2015-09-15 10:35 GMT+02:00 Federico Cabiddu <federico.cabiddu@gmail.com>:
Hi Thibault,
I have not been able to get the crash reproducing the scenario you described.
Could you try the last 4.3.x code? Are you still seeing the crash?

Regards,

Federico

On Fri, Sep 11, 2015 at 11:34 PM, Thibault Gueslin <thibault.gueslin@gmail.com> wrote:
Hi Federico,

I will try last code in 4.3.x branch.

The scenario is very easy: I am calling a SIP client (running on a mobile)
First the client is stopped. Then launch the app. As expected, the calll is presented after it has registered.
Then kill the application (before answering), then launching again the app, call is presented...
Then waiting for call timeout.
It works one or 2 times then call never timeouts on the client which initiates the call
(which means Kamailio is dead and does not send 408 Timeout)

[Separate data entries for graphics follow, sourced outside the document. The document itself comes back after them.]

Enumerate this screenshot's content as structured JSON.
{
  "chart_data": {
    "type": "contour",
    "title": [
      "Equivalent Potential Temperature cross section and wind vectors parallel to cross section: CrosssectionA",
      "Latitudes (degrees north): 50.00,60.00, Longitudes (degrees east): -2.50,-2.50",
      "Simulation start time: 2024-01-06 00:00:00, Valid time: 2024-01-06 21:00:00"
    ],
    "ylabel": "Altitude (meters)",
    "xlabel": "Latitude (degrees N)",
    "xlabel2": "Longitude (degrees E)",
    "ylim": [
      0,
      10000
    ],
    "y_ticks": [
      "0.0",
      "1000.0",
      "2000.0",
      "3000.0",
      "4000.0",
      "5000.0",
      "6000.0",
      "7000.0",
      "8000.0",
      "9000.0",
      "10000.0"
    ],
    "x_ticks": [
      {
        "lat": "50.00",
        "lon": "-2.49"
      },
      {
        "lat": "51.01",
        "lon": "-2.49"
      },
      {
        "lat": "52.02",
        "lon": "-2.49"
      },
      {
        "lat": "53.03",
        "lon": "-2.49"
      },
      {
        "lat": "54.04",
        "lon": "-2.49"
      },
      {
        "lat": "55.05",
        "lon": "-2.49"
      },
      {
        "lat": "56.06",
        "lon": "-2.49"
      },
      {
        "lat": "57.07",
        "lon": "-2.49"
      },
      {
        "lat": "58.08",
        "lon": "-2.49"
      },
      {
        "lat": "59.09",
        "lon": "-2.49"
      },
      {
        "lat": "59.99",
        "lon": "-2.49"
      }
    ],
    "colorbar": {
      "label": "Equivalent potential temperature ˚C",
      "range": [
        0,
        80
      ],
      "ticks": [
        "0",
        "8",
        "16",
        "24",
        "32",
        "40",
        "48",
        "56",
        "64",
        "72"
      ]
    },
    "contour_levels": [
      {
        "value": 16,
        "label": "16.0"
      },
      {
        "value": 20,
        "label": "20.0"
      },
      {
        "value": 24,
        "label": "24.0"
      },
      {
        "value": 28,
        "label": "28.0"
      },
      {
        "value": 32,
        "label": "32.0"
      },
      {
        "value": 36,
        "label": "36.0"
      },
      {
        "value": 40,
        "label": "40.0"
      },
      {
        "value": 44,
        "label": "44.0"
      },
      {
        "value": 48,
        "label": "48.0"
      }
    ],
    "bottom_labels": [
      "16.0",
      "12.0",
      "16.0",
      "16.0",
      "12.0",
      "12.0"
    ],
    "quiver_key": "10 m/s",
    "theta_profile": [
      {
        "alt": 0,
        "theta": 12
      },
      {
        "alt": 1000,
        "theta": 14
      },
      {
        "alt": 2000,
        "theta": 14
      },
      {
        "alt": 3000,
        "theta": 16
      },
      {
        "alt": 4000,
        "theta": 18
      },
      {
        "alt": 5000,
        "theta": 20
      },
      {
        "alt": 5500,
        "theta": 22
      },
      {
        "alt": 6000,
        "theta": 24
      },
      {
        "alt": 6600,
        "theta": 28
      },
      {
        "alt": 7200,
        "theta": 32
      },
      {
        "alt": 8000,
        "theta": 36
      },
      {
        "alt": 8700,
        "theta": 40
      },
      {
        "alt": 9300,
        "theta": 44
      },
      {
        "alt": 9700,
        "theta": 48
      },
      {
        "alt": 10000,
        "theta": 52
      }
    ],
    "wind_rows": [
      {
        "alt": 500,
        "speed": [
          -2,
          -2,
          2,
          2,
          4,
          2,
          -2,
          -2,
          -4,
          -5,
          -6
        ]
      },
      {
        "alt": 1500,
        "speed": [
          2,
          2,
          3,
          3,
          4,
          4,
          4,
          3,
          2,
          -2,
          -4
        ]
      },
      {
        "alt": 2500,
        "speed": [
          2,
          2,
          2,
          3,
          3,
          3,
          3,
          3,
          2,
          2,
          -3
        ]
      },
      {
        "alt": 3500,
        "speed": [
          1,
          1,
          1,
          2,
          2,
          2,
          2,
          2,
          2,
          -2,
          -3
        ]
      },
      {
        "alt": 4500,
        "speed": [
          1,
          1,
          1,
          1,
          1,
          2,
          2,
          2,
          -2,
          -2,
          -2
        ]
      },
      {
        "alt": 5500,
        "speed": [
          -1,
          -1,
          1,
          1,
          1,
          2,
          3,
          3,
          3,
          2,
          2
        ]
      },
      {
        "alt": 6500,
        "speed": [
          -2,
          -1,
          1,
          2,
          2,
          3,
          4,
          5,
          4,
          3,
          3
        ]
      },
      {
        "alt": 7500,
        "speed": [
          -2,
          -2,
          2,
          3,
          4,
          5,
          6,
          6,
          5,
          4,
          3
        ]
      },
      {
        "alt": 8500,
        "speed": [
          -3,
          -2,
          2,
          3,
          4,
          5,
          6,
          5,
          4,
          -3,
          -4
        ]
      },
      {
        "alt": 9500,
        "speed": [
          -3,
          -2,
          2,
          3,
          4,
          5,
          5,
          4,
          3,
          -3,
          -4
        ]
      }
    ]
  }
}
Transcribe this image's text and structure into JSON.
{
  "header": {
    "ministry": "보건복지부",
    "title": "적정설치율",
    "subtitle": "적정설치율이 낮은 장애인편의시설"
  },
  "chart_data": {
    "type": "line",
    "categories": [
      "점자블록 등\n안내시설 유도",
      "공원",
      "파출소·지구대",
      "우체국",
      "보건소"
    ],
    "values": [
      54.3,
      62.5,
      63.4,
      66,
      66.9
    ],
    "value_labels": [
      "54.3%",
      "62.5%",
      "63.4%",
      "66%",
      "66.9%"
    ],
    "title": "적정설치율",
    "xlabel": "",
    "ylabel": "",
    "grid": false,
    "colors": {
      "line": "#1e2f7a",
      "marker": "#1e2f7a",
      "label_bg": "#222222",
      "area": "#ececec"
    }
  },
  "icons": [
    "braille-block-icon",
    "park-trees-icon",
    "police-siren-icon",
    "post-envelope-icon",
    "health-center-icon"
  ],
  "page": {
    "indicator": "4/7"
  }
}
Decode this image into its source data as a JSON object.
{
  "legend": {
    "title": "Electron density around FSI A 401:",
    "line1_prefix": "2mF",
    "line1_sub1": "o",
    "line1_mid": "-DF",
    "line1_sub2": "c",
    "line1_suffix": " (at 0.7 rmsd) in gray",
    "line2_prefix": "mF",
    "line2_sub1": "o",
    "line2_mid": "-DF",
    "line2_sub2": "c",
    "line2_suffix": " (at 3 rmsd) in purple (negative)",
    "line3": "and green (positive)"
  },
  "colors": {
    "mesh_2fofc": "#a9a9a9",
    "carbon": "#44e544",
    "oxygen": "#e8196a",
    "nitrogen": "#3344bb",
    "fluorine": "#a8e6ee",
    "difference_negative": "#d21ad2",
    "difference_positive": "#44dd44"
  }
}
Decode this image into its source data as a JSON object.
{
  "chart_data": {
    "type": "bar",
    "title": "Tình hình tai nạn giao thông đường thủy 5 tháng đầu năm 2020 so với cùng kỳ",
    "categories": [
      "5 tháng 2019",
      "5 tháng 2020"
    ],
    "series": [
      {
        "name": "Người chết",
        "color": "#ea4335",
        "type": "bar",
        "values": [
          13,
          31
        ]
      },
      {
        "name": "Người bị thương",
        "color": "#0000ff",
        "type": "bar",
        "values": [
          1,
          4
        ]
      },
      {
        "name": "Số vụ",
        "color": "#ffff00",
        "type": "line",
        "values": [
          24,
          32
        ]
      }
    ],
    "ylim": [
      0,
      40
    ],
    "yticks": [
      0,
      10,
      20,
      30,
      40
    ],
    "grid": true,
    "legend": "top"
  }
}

2015-09-10 19:33 GMT+02:00 Federico Cabiddu <federico.cabiddu@gmail.com>:
Hi Thibault,
have you tried last tsilo code from 4.3.x branch?
Recently there has been a fix (https://github.com/kamailio/kamailio/commit/6ce6803d57dabe287d7d6fa859e93c1df402d821) for an issue that may be related to yours. 
I'll keep investigating to see if I can spot something else. In the meanwhile could you describe your scenario? Are you storing multiple transactions per ruri? Did any of them got a final reply before the crash?

Regards,

Federico

On Thu, Sep 10, 2015 at 3:00 PM, Daniel-Constantin Mierla <miconda@gmail.com> wrote:


On 10/09/15 14:36, Thibault Gueslin wrote:


2015-09-10 14:25 GMT+02:00 Daniel-Constantin Mierla <miconda@gmail.com>:
Do you have msrp enabled in configuration file

I don't think so

The last frames of backtrace indicates code related to msrp, but might be just some code lines mismatching.

The issue seems to be in tsilo. I looke over the code and I spotted some "unclear" mechanisms that can lead to race conditions, which may result in invalid access to memory, as it happens in this case, ptr becomes 0x8b08578b49642454 -- from my short investigation, that is likely to be due to following a ->next field in a freed structure.

Not being the author of tsilo module, I can't do much more right now. I will open an issue on bug tracker explaining what I found, assigning Federico (cc-ed, author of the module) to analyze and see if anything is wrong there.

Cheers,
Daniel